Para peneliti tidak ingin menunggu puluhan tahun untuk melihat apakah kelompok pengobatan hidup lebih lama, jadi mereka mengambil pendekatan berbeda untuk menentukan apakah rapamycin membuat lansia lebih sehat.
mTOR terlalu aktif seiring bertambahnya usia, yang menyebabkan sistem kekebalan (dan kemungkinan sistem lain) bekerja lebih keras tetapi belum tentu lebih baik. Para peneliti menduga bahwa mematikan aktivitas mTOR akan memperkuat sistem kekebalan peserta studi.
Setelah enam minggu pengobatan, para peneliti memberikan vaksin flu kepada semua peserta penelitian dan menilai seberapa baik respons sistem kekebalan peserta. Subjek dengan dosis terendah everolimus memiliki antibodi flu paling banyak dalam darah mereka, menunjukkan bahwa dosis rendah meningkatkan fungsi sistem kekebalan mereka.
Peremajaan sistem kekebalan tubuh
Tampaknya kontradiktif bahwa rapamycin, suatu imunosupresan, dapat meningkatkan fungsi kekebalan tubuh.

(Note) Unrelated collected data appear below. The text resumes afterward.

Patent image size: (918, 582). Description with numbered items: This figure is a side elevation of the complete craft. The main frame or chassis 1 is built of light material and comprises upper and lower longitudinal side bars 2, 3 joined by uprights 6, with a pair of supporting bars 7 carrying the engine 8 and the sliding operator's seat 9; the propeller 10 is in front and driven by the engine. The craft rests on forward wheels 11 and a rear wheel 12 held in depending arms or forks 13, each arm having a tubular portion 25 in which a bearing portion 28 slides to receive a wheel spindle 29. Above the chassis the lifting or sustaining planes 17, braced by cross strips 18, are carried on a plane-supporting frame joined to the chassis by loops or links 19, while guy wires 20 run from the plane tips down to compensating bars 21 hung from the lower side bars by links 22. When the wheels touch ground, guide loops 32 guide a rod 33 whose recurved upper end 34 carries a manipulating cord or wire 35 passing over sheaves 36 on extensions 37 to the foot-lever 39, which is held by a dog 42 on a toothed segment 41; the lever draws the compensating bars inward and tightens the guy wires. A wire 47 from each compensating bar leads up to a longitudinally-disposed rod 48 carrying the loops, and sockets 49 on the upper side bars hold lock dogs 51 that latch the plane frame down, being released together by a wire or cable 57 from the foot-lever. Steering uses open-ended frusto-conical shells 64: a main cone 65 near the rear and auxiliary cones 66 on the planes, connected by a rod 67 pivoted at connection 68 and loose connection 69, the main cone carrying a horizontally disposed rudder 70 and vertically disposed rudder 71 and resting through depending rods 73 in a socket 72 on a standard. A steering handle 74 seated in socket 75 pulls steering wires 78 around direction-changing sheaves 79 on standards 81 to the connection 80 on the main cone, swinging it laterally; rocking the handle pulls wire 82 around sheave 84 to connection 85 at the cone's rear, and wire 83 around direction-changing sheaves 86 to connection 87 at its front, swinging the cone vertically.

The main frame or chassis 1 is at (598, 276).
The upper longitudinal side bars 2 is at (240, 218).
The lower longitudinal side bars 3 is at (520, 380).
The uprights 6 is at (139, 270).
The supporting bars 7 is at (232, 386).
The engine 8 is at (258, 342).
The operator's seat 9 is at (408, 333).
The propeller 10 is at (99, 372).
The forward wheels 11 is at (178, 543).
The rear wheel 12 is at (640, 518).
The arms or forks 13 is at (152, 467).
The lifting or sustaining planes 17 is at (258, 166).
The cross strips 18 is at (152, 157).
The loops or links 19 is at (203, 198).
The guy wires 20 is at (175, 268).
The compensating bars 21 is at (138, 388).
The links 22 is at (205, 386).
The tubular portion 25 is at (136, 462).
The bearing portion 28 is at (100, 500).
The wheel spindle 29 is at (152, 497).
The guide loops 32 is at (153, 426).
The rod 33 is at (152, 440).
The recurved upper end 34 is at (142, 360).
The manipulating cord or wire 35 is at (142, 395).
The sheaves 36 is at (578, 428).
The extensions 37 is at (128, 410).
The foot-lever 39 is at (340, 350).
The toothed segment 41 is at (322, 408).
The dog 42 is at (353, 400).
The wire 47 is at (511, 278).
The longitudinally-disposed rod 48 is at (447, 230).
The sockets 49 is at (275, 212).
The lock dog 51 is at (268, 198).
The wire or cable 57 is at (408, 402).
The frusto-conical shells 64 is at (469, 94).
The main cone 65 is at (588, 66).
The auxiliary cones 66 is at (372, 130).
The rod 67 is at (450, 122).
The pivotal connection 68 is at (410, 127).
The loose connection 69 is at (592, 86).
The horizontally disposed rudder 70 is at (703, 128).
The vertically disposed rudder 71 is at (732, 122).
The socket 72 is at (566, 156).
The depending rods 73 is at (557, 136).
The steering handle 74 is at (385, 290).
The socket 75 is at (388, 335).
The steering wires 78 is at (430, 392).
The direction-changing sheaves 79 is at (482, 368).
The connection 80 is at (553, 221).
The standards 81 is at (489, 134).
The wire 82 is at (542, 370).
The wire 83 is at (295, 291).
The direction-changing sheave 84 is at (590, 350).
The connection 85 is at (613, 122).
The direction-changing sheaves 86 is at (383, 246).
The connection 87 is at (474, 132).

Namun, rapamycin diberi label imunosupresan pada periode ketika para ilmuwan hanya menggores permukaan bagaimana sistem kekebalan diatur. Pada dosis rendah, rapamycin “meremajakan kekebalan”, menenangkan hiper-imunitas daripada menekan kekebalan yang sehat. Jika rapamycin diberi label imunomodulator atau obat anti-inflamasi, itu akan terdengar jauh lebih menarik.
Karena rapamycin disatukan dengan imunosupresan lainnya, rapamycin memiliki reputasi yang tidak adil untuk meningkatkan risiko kanker dan infeksi. Namun, penelitian telah mengungkapkan bahwa rapamycin mencegah limfoma dan beberapa jenis kanker pada pasien transplantasi dan meningkatkan ketahanan terhadap patogen.
Salah satu alasan penting mengapa efek samping rapamycin dibesar-besarkan adalah bahwa frekuensi efek samping rapamycin sering diperkirakan dari penelitian di mana pasien yang memakai rapamycin melakukannya hanya pada dosis yang sangat tinggi. Syukurlah, ini mulai berubah.
Dalam studi terkontrol plasebo pada orang lanjut usia yang sehat, tidak ada efek samping yang terlihat dibandingkan dengan plasebo. Pada tahun 2020, para ilmuwan di UCLA memulai studi tiga tahun tentang keamanan jangka panjang dan efek anti-penuaan rapamycin pada orang dewasa tua yang sehat.